In response to postings on webpages regarding the issuing of entry visas, including photographs of a large number of applicants outside one of the private Visa Application Centres operating in Moscow, we clarify the following:
For months now, the Foreign Ministry has been implementing a systematic plan aimed at bolstering our Consular Missions (in Russia, Turkey, China, Ukraine, Iran and other countries) ahead of the adoption by all of the Schengen Area member states of an upgraded and more secure system for providing visas. Central to the Foreign Ministry’s planning were our three Consular Missions in Russia (Consulates General in Moscow, Saint Petersburg, Novorossiysk), as increased tourist movement from Russia is expected this year.
Our Consulate General in Moscow, in particular, has already been bolstered with 8 trained Foreign Ministry personnel, in addition to those already serving there, while a further 15 personnel from the Citizen Protection Ministry will be seconded to Moscow in the first half of May, to be followed by another 15 staff by the end of May. Moreover, provision has been made for 55 seasonal positions to be filled through local hiring (i.e., 2/3 of the total 84 seasonal personnel to be hired at all of the country’s Consular Missions abroad). The first 10 of these will be hired in the coming days, while hirings in this specific category will continue at the pace deemed necessary by our Consular Mission itself, which has been instructed to carry out ongoing assessment of the situation.
What’s more, since mid-April the work stations for issuing visas have increased from 32 to 47, and the visa center has been extended to include two floors, while the procurement and installation of an additional 30 work stations by early June is already under way.
Whereas 20 Visa Application Centres went into operation in December 2015, there are now 28 Centres operating throughout Russia, and there are plans to further increase the number of Centres. Finally, the necessary technological and support equipment (data transmission lines, visitor counters, etc.) has been upgraded, while improvement of visa issuing software is continuing and will allow for a drastic reduction in the time required to process each application.
Through these actions and any others deemed necessary as the tourist season approaches, the Foreign Ministry is supporting the Consular Missions in a timely and effective manner, enabling them to better serve tourists wishing to visit our country and to benefit the national economy.
The goal is for our Consular Missions to continue to issue visas within the time limit provided for by law; i.e., 10 days. In no case has this time limit been exceeded, while an effort is naturally being made to issue visas in as short a time as possible. The Moscow Consulate General has asked travel agencies to ensure the timely submission of applications by travelers, while, to the Consulate General’s knowledge, not a single group flight or individual fare has been cancelled due to a delay in visa issuing.

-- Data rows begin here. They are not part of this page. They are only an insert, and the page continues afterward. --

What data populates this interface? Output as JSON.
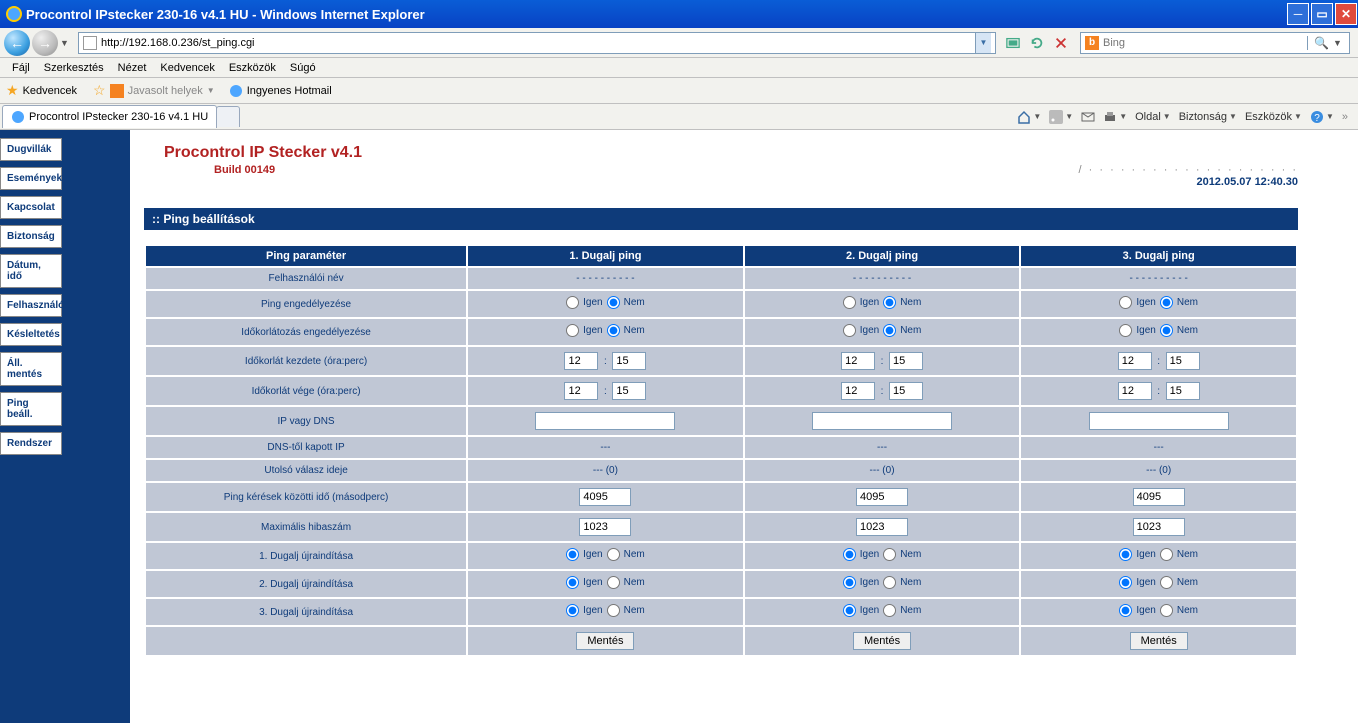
{
  "window": {
    "title": "Procontrol IPstecker 230-16 v4.1 HU - Windows Internet Explorer"
  },
  "address": {
    "url": "http://192.168.0.236/st_ping.cgi"
  },
  "search": {
    "placeholder": "Bing"
  },
  "menu": {
    "file": "Fájl",
    "edit": "Szerkesztés",
    "view": "Nézet",
    "favorites": "Kedvencek",
    "tools": "Eszközök",
    "help": "Súgó"
  },
  "favbar": {
    "fav_label": "Kedvencek",
    "suggested": "Javasolt helyek",
    "hotmail": "Ingyenes Hotmail"
  },
  "tab": {
    "title": "Procontrol IPstecker 230-16 v4.1 HU"
  },
  "cmdbar": {
    "page": "Oldal",
    "safety": "Biztonság",
    "tools": "Eszközök"
  },
  "sidebar": {
    "items": [
      {
        "label": "Dugvillák"
      },
      {
        "label": "Események"
      },
      {
        "label": "Kapcsolat"
      },
      {
        "label": "Biztonság"
      },
      {
        "label": "Dátum, idő"
      },
      {
        "label": "Felhasználó"
      },
      {
        "label": "Késleltetés"
      },
      {
        "label": "Áll. mentés"
      },
      {
        "label": "Ping beáll."
      },
      {
        "label": "Rendszer"
      }
    ]
  },
  "page": {
    "title": "Procontrol IP Stecker v4.1",
    "build": "Build 00149",
    "datetime": "2012.05.07 12:40.30",
    "section": ":: Ping beállítások"
  },
  "table": {
    "headers": [
      "Ping paraméter",
      "1. Dugalj ping",
      "2. Dugalj ping",
      "3. Dugalj ping"
    ],
    "rows": {
      "user": "Felhasználói név",
      "ping_en": "Ping engedélyezése",
      "time_limit_en": "Időkorlátozás engedélyezése",
      "limit_start": "Időkorlát kezdete (óra:perc)",
      "limit_end": "Időkorlát vége (óra:perc)",
      "ip_dns": "IP vagy DNS",
      "dns_ip": "DNS-től kapott IP",
      "last_resp": "Utolsó válasz ideje",
      "ping_interval": "Ping kérések közötti idő (másodperc)",
      "max_err": "Maximális hibaszám",
      "restart1": "1. Dugalj újraindítása",
      "restart2": "2. Dugalj újraindítása",
      "restart3": "3. Dugalj újraindítása"
    },
    "labels": {
      "yes": "Igen",
      "no": "Nem",
      "save": "Mentés",
      "dashes": "- - - - - - - - - -",
      "dash3": "---",
      "dash_zero": "--- (0)"
    },
    "values": {
      "hour": "12",
      "min": "15",
      "interval": "4095",
      "maxerr": "1023",
      "ipdns": ""
    }
  }
}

The photographs of large numbers of prospective tourists outside of a Visa Application Centre concern a unique case where one of the two private Visa Application Centres in Moscow that our Consular Authority collaborates with accepted applicants without appointments, contrary to the established practice. On the very day of the incident in question, our Consular Authority instructed that this practice not be repeated and that the two Visa Application Centres operate exclusively by appointment so as to better serve applicants.
In the interest of providing as complete a picture as possible, we note that, until recently, only one Visa Application Centre collaborating with the Greek Consulate General was operating in Moscow. A second Centre has already entered into operation, along with a further 7 Visa Application Centres throughout Russia, so that more visas can be issued and in order to support the increased tourism flows expected from Russia to Greece this year.